/solr-bulk

Scripts to create and manage Solr collections used by (bulk) Expression Atlas

Primary LanguageShell

Bulk Expression Atlas Solr scripts

Scripts to create and version-manage Solr collections used by bulk Expression Atlas.

Environment variables

The following environment variables are used in all scripts. Default values are indicated in parentheses.

  • SOLR_HOST: host and port of the Solr server (localhost:8983)
  • SOLR_COLLECTION: name of the collection to create (bulk-analytics-v1)
  • SOLR_BASE_CONFIG: base configset to use for the collection (default)
  • SOLR_NUM_SHARDS: number of shards (1, recommended value 2)
  • SOLR_REPLICATION_FACTOR: replication factor (1)

Collection bulk-analytics

This collection is used by Expression Atlas to store data and metadata of all experiments.

To create the collection run the following two scripts:

./bin/create-bulk-analytics-collection.sh
./bin/create-bulk-analytics-schema.sh

The scripts delete any previous version of the collection, its fields and field types, so error messages are to be expected the first time the scripts are run.

The collection is populated from the web app using these URLs:

  • /admin/analyticsIndex/buildIndex: imports the data of public experiments only.
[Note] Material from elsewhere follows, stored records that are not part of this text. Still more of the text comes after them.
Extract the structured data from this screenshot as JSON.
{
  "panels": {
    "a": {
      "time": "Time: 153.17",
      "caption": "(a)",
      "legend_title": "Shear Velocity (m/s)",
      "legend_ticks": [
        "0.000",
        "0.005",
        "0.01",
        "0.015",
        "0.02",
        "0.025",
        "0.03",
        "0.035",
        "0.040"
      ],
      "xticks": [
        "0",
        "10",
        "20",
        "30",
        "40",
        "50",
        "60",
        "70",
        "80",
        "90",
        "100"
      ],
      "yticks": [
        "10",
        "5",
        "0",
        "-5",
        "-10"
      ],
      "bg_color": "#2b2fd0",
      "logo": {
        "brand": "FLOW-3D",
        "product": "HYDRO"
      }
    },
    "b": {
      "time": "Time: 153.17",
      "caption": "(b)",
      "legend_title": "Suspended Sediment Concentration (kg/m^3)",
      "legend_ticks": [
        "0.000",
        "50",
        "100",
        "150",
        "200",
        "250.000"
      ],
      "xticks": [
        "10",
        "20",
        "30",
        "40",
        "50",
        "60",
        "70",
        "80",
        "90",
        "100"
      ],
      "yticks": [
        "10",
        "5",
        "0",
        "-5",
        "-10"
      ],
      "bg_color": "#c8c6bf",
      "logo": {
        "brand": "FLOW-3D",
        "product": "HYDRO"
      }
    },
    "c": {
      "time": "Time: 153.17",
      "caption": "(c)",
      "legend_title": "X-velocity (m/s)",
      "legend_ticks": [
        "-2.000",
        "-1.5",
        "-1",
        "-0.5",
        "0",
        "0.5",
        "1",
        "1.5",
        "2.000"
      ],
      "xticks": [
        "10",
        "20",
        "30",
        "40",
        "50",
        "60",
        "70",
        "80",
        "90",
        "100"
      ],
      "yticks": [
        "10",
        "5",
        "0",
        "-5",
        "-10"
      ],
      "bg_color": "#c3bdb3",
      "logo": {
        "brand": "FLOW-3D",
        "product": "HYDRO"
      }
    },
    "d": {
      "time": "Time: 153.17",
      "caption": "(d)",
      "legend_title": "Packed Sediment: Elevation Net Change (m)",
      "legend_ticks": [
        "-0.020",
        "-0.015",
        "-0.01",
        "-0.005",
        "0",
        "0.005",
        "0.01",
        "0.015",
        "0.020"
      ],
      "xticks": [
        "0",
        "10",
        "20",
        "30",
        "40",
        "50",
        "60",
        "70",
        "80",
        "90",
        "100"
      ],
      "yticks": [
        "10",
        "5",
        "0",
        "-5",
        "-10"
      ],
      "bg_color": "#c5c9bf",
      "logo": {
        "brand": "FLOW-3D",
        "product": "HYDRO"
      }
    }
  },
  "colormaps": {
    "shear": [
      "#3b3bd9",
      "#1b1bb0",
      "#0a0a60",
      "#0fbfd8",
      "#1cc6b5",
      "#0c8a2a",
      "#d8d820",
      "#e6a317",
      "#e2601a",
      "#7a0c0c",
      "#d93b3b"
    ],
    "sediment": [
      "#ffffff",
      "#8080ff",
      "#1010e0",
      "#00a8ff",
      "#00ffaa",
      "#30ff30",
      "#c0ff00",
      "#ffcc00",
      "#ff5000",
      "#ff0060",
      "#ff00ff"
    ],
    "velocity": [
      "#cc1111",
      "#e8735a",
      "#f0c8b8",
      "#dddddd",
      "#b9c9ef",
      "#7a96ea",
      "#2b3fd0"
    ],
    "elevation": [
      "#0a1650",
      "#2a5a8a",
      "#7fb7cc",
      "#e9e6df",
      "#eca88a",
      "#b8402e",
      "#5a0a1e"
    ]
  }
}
Use the URL /admin/analyticsIndex/buildIndex/status to follow the indexing progress.
  • /admin/experiments/{experiment-accession}/ANALYTICS_IMPORT: loads into the collection a single experiment. Use /admin/experiments/{experiment-accession}/LOG to track progress. Private experiments may be loaded using this endpoint.
  • /admin/experiments/{experiment-accession}/ANALYTICS_DELETE: removes data of a single experiment from the collection.